Myllypuro will be the home of the future campus of Metropolia University of Applied Sciences, introducing some 6000 students and 500 members of staff to the area. What will be the shared goals for the city and campus, and how can their actions be aligned in the future? How could this cooperation show up in the local cityscape?
These questions brought expectant atmosphere and local people to the resident house Mylläri on 2nd of November, eager to learn of the future visions for their neighbourhood, based on their ideas and insights. On an invite from the Live Baltic Campus, Uusi Kaupunki, “the New Urban” architect collective, had organised a participatory workshop a couple weeks earlier, and since then, translated the notions collected into spatial concepts. Now it was time to present.

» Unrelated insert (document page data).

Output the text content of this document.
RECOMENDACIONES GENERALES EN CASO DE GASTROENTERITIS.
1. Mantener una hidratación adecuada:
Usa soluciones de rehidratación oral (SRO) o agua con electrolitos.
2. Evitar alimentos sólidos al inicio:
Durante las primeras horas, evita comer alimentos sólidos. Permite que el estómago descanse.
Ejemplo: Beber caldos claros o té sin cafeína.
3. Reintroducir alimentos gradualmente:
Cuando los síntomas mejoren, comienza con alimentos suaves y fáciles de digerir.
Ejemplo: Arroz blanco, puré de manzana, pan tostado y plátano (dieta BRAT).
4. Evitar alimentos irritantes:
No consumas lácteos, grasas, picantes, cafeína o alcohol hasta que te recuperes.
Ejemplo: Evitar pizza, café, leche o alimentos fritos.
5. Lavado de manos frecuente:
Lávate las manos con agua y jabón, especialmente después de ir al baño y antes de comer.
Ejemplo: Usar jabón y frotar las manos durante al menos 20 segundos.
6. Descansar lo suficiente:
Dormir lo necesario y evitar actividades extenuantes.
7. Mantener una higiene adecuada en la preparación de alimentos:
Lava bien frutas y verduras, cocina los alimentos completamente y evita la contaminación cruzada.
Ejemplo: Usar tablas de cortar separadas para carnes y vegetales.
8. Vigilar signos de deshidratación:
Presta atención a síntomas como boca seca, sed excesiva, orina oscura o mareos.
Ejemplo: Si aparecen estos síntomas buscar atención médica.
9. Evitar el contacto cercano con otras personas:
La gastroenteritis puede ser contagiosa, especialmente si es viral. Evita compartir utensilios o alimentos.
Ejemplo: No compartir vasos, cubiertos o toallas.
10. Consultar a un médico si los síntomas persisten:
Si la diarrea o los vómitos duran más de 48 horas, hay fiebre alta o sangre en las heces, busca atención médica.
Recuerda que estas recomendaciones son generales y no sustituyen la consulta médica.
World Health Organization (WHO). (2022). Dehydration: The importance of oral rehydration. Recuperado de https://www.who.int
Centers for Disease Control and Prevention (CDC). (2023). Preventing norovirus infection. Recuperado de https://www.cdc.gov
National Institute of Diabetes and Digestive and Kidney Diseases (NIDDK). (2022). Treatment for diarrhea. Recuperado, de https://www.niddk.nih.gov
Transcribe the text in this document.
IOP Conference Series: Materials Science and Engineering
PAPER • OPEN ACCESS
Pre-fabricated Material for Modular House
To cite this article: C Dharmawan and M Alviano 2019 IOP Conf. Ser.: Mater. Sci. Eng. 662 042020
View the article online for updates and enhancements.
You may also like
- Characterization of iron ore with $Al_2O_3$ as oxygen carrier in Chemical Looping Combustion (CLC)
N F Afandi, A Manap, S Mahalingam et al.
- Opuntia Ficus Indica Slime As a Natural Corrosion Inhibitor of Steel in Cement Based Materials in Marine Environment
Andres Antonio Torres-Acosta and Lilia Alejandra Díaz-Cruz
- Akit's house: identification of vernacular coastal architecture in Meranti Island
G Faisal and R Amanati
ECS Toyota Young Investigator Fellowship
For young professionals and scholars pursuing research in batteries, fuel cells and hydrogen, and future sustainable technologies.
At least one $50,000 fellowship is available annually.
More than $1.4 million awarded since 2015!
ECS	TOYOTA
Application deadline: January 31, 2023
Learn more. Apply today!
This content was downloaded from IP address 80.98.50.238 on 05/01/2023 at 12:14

Uusi Kaupunki’s planning teams from the offices Studio Puisto, MUUAN, JADA Architects and Architects Rudanko + Kankkunen had each created their own vision:
The starting point for Studio Puisto’s vision ‘Green Thread of Myllypuro’ was complementary building and how that would be done with respect to the nature and its verdancy, which are broadly considered as strength for Myllypuro. Architects suggest that the need for infill development, posed by the expected increase in local population can be met by building annexes to roof floors, and thus, conserving the nature. Nature areas could also be developed with multiple profiles, to cater the different recreational needs of the residents.
The development of different sides of well-being was emphasized in ‘The Loop of Myllypuro’, the vision of design office MUUAN. Myllypuro already has multitude of excellent wellbeing activities, some of which are not well-known. The vision categorises services and activities and provides a platform, a wellness path, for both existing and future actors. The focal point of proposition is the development vision for the sports hall Liikuntamylly and its close surroundings, where the future campus will also sit.
JADA Architects in turn see Myllypuro as a potential pilot for change. In their vision, ‘City Campus’, they propose that local growth could be generated by introducing innovative approaches, such as time banking, local currency and services. Whenever possible, the resources and financial support should be aimed for the projects developed together with the local community.
Architects Rudanko + Kankkunen created a vision ‘Myllypuro Space Mill’ developing from an idea of regional know-how hub. With the overall concept of metro and its human flows as a stream powering a mill, the urban hub would be located above the tracks. The placement would transform the current urban structure divider into a connecting place with plenty space for laboratories, innovation hubs, office spaces and shared showroom. “Big Bang is possible, when motivated actors are brought together” contest the architects.
The presentations evoked lively discussion among the audience. Questions were raised about e.g. wind conditions, private motoring and maintenance of roof yards and lastly: “What will happen to these visions – will they be carried out?”
Project manager Päivi Keränen assured that the work is continued, although the project Live Baltic Campus is already drawing towards its end. The visions will be included as part of the integrated campus development plan of Myllypuro, which is currently being finalised in close collaboration between Metropolia and the city of Helsinki. Thus, they will be presented to the city officials and decision-makers of Helsinki and will also benefit the campus development activities of Metropolia.
The Myllypuro visions and other take-aways from Live Baltic Campus will also be shared at the Helsinki Wrap-up held in exhibition and info space Laituri on 19th of December. Welcome!